Bug 1451101

Summary:	All pcs services unmanaged during aodh phase (step 1) of OSP 8 -> 9 upgrade
Product:	Red Hat OpenStack	Reporter:	jliberma <jliberma>
Component:	openstack-tripleo-heat-templates	Assignee:	Sofer Athlan-Guyot <sathlang>
Status:	CLOSED ERRATA	QA Contact:	Marius Cornea <mcornea>
Severity:	high	Docs Contact:
Priority:	high
Version:	9.0 (Mitaka)	CC:	amuller, dbecker, dmaley, emacchi, jjoyce, jliberma, jmelvin, lruzicka, mbultel, mburns, mcornea, morazi, ohochman, rhel-osp-director-maint, sathlang, yroblamo
Target Milestone:	zstream	Keywords:	Triaged, ZStream
Target Release:	9.0 (Mitaka)
Hardware:	Unspecified
OS:	Unspecified
Whiteboard:
Fixed In Version:	openstack-tripleo-heat-templates-2.0.0-59.el7ost	Doc Type:	If docs needed, set a value
Doc Text:		Story Points:	---
Clone Of:		Environment:
Last Closed:	2017-09-27 13:08:31 UTC	Type:	Bug
Regression:	---	Mount Type:	---
Documentation:	---	CRM:
Verified Versions:		Category:	---
oVirt Team:	---	RHEL 7.3 requirements from Atomic Host:
Cloudforms Team:	---	Target Upstream Version:
Embargoed:
Bug Depends On:	1464464
Bug Blocks:

Description jliberma@redhat.com 2017-05-15 19:23:57 UTC

Created attachment 1279086 [details]
Steps to reproduce in their environment

Description of problem:

Customer upgrading from OSP 8 to OSP 9. During AODH upgrade step all pcs services go unmanaged. This is reproducible every time. APpears to be due to pacemaker timeout stopping various services on all nodes.

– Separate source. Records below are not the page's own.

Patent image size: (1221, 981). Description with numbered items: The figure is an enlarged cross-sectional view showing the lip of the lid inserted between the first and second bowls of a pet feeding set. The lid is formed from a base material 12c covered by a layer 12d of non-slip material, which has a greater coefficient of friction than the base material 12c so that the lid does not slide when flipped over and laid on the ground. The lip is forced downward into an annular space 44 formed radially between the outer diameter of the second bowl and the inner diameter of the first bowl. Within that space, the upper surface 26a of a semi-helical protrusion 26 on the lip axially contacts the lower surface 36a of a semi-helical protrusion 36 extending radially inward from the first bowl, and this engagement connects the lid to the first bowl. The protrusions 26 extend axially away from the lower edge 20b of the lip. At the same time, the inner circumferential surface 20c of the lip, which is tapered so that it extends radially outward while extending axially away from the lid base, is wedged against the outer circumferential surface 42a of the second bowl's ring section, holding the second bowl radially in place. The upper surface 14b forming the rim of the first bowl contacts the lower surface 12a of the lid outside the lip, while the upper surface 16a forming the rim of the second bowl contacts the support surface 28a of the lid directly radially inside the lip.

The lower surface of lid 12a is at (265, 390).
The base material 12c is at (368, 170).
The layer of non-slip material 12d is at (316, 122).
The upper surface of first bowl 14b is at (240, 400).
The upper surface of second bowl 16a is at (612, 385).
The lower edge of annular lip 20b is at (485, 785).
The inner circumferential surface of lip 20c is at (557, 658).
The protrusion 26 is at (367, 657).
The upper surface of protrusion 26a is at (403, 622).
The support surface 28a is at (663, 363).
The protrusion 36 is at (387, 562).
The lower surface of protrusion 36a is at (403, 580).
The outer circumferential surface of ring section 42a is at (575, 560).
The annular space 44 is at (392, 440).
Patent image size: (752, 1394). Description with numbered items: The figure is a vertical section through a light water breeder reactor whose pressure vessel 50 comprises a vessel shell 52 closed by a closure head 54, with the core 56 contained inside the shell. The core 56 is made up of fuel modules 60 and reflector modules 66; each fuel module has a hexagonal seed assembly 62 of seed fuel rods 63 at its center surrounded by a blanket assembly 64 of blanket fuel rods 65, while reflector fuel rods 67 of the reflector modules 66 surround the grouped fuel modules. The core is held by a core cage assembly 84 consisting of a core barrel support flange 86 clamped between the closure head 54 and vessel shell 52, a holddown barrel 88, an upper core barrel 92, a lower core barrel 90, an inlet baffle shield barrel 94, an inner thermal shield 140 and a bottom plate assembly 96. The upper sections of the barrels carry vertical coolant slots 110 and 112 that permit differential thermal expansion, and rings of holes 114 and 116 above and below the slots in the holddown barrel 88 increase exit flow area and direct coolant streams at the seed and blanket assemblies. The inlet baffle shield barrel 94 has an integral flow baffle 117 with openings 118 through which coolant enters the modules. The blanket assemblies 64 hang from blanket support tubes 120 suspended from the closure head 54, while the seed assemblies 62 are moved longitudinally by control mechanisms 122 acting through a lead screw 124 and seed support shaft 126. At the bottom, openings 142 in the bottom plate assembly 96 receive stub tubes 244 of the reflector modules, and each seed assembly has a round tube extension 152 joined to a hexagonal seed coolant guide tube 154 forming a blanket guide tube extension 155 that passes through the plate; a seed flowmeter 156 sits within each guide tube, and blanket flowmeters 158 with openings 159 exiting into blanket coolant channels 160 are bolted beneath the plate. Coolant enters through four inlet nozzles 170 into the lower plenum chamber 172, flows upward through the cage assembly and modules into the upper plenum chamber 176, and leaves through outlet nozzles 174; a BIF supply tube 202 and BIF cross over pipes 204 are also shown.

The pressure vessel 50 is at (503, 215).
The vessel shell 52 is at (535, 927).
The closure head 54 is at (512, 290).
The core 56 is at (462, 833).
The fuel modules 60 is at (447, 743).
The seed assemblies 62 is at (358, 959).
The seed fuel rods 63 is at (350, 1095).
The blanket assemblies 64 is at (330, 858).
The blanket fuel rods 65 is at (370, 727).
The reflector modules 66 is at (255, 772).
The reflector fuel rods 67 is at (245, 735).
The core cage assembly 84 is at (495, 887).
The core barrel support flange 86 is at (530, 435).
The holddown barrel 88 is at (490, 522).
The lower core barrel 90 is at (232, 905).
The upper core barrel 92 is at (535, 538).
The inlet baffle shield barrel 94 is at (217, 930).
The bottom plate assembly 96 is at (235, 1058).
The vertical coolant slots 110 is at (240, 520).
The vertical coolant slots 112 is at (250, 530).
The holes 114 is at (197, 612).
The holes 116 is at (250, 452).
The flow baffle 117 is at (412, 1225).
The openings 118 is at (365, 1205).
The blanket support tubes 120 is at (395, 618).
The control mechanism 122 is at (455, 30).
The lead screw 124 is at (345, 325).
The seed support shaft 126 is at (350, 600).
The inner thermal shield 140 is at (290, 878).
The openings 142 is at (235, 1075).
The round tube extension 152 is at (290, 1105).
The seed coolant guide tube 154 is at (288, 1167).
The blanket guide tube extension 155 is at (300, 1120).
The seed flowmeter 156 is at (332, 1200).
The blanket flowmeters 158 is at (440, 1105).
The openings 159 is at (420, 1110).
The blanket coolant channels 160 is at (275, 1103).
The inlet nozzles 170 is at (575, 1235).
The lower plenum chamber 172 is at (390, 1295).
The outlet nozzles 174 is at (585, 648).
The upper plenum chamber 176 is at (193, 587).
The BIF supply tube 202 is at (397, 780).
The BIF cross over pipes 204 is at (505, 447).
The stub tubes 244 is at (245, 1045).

Fencing is not configured.

NOTE: This step is recoverable by putting cluster in managed state, disabling and removing ceilometer alarm and event notifier manually + all constraints, then re-running the upgrade step.

Version-Release number of selected component (if applicable):

OSP director 8

How reproducible:

Every time

Steps to Reproduce:
1. Attached PDF
2.
3.

Actual results:

All pcs services go umanaged requiring manual intevention at first step of upgrade.

Complete errors documented here:
https://access.redhat.com/support/cases/#/case/01819909

Warning: 'openstack-ceilometer-alarm-evaluator' is unmanaged May 15 11:23:02 ocd00-controller-0.localdomain os-collect-config[4435]: ERROR: cluster finished transition but openstack-ceilometer-alarm-evaluator was not in stopped state, exiting. May 15 11:23:02 ocd00-controller-0.localdomain os-collect-config[4435]: [2017-05-15 11:23:02,428] (heat-config) [DEBUG] May 15 11:23:02 ocd00-controller-0.localdomain os-collect-config[4435]: [2017-05-15 11:23:02,428] (heat-config) [ERROR] Error running /var/lib/heat-config/heat-config-script/70e88030-db11-47a9-8303-cbf3d3980f6d

Expected results:

Deploy command executes successfully.

Additional info:

Verifying that both OSP 8 and 9 repos are available during 1st two steps of upgrade and that all content is at latest version from CDN.

Comment 1 jliberma@redhat.com 2017-05-15 20:10:46 UTC

NOTE: 

Customer has os-collect-config-0.1.37-6.el7ost (https://bugzilla.redhat.com/show_bug.cgi?id=1350489)

Both OSP 8 and 9 repos are available on the overcloud nodes during the aodh migration step.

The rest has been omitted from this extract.